Tuesday 9 October 2012

My Spiritual Awakening

I began blogging just over 2 weeks ago. I was always hesitant in doing it for believing I did not have anything of revelance to write about and no one would show interest in what I had to say anyway. Being irrationally fearful yet again of something unknown, which I knew had no merit! In the last 2 weeks of my life however, I have come to an understanding of myself, that I had abandoned the belief's I clung to as a child, as there was no instant gratification granted me by God.

The ethos of "Pay it Forward" and the "Binary Code"(putting yourself second and helping other's first) was not, as a child, a factor in my life yet and although it had been explained to me it, through the teachings of Jesus Christ, I did not fully understand its meaning in my life until now. If you give to other's without any expectation of reward in return, and work hard and treat other's as you would have treated yourself, letting your conscience be your guide, God would give you the Gift's of life you so earnestly seeked. However, to receive the "Rewards of Heaven", you always need to remain humble and grateful in what you receive, and not let the 7 deadly sins consume you. This is the formula to a successful and rewarding life of pleasure that God would grant you on Earth.

As a child I had come across a Psalm of David. It's Psalm 63. I never understood the affinity I had toward this Psalm until today. It's the Psalm of David when he was in The Desert Of Judah.

Psalm 63 -
 
 O God, you are my God; earnestly I seek you;
  my soul thirsts for you;
 my flesh faints for you,
  as in a dry and weary land where there is no water.
 So I have looked upon you in the sanctuary,
  beholding your power and glory.
 Because your steadfast love is better than life,
  my lips will praise you.
 So I will bless you as long as I live;
  in your name I will lift up my hands.
 My soul will be satisfied as with fat and rich food,
  and my mouth will praise you with joyful lips,
 when I remember you upon my bed,
  and meditate on you in the watches of the night;
 for you have been my help,
  and in the shadow of your wings I will sing for joy.
 My soul clings to you;
  your right hand upholds me.
 But those who seek to destroy my life
  shall go down into the depths of the earth;
 they shall be given over to the power of the sword;
  they shall be a portion for jackals.
 But the king shall rejoice in God;
  all who swear by him shall exult,
  for the mouths of liars will be stopped.
 
I grew up without a father. What I realised today when I read this again, for the first time in years since I was a teenager, is how strikingly applicable the words are to my life right now. And the fact that they always have been. I had in my childhood recited this Psalm as a calling to the physical father I never had. I had taken my Spiritual Father for granted and abandoned him. In reality though my physical father and Spiritual Father are one in the same. God!
 
I lost this belief through the trials and tribualtions of life. I got sidetracked by the responsibilty of having to pay a morgage, insurance premiums, higher purchase agreements etc and the stress all that induces in your life. I denied His existance for He denied my prayers. I was wrong,!!! He was ALWAYS THERE!!! I had lost focus of my life and it's purpose. I was only reminded of this over the weekend again when I believed falsely that I would be abandoned again. In my blog last night my fear of loneliness surfaced. This is when I realised He was always with me no matter what. When I missed my physical father, He was there to comfort and support me and give me guidance and light.
 
I had cried tonite when I read this Psalm. As I sat down to dinner and give thanks to Him, a Thunderstorm started and the Heaven's opened and rain began to fall....

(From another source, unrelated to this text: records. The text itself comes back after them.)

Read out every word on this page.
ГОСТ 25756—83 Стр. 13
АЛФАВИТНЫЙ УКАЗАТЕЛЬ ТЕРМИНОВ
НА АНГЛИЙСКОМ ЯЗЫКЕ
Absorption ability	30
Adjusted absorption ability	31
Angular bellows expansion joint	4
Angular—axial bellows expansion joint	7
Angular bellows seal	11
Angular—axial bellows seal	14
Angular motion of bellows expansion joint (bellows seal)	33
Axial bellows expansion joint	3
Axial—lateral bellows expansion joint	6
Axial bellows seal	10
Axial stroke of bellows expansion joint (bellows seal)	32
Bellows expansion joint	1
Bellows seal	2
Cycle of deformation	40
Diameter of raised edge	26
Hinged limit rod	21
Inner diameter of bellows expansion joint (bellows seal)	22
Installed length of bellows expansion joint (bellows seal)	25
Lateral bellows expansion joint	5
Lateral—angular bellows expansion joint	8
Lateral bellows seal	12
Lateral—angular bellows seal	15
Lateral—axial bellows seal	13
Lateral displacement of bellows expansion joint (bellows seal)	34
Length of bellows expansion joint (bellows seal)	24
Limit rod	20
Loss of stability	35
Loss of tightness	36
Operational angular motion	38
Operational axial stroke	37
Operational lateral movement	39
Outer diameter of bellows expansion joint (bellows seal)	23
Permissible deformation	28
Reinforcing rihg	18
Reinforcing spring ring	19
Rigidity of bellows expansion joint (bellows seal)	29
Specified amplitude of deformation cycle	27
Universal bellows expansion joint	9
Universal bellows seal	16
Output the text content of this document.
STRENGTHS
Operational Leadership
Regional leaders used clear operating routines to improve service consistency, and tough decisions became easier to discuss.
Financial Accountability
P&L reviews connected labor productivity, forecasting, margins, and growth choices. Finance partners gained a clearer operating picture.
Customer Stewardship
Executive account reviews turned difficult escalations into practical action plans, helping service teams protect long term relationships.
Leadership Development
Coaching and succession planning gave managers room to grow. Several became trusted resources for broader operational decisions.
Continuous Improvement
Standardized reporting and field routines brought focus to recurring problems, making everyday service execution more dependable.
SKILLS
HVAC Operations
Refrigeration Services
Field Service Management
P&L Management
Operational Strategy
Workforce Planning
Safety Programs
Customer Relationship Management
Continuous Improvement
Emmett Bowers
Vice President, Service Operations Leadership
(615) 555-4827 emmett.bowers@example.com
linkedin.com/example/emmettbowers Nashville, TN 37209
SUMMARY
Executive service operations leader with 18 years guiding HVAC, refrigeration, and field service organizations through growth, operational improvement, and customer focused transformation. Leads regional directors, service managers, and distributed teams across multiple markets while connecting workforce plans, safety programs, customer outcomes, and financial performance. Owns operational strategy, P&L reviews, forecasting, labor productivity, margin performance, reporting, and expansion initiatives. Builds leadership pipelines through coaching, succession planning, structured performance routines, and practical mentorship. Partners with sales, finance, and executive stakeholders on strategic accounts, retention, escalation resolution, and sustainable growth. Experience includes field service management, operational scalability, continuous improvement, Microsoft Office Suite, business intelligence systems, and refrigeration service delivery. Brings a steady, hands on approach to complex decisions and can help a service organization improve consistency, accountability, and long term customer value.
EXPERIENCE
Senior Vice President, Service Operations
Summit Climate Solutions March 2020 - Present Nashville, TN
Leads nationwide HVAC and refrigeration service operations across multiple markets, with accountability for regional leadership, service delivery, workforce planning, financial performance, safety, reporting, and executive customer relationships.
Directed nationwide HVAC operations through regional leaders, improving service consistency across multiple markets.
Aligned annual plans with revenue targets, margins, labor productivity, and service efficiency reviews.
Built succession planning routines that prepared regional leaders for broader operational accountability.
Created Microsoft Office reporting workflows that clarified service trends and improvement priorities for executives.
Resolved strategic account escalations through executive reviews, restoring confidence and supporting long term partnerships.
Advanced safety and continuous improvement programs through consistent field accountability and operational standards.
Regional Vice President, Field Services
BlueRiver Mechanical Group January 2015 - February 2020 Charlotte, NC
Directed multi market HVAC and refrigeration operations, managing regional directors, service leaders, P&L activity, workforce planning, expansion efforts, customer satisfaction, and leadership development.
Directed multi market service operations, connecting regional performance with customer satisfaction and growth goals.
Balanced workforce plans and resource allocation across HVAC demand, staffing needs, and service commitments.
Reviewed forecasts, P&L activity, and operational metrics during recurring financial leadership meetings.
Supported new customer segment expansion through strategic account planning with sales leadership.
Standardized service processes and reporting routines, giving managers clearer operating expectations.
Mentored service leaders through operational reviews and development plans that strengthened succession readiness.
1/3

PS: Since I started blogging I have had 3118 pageviews to date. I am TRULY humbled and honoured by the interest and support I have received! Thanks be to you and God!

2 comments:

  1. The age old father stuff! I can so relate! But thanks for this one. I have realized there such great love and support from our Heavenly Father if I just allow it. Nice to know I am not the only one :)

    ReplyDelete
  2. We are never alone. Our Father is ALWAYS by our side!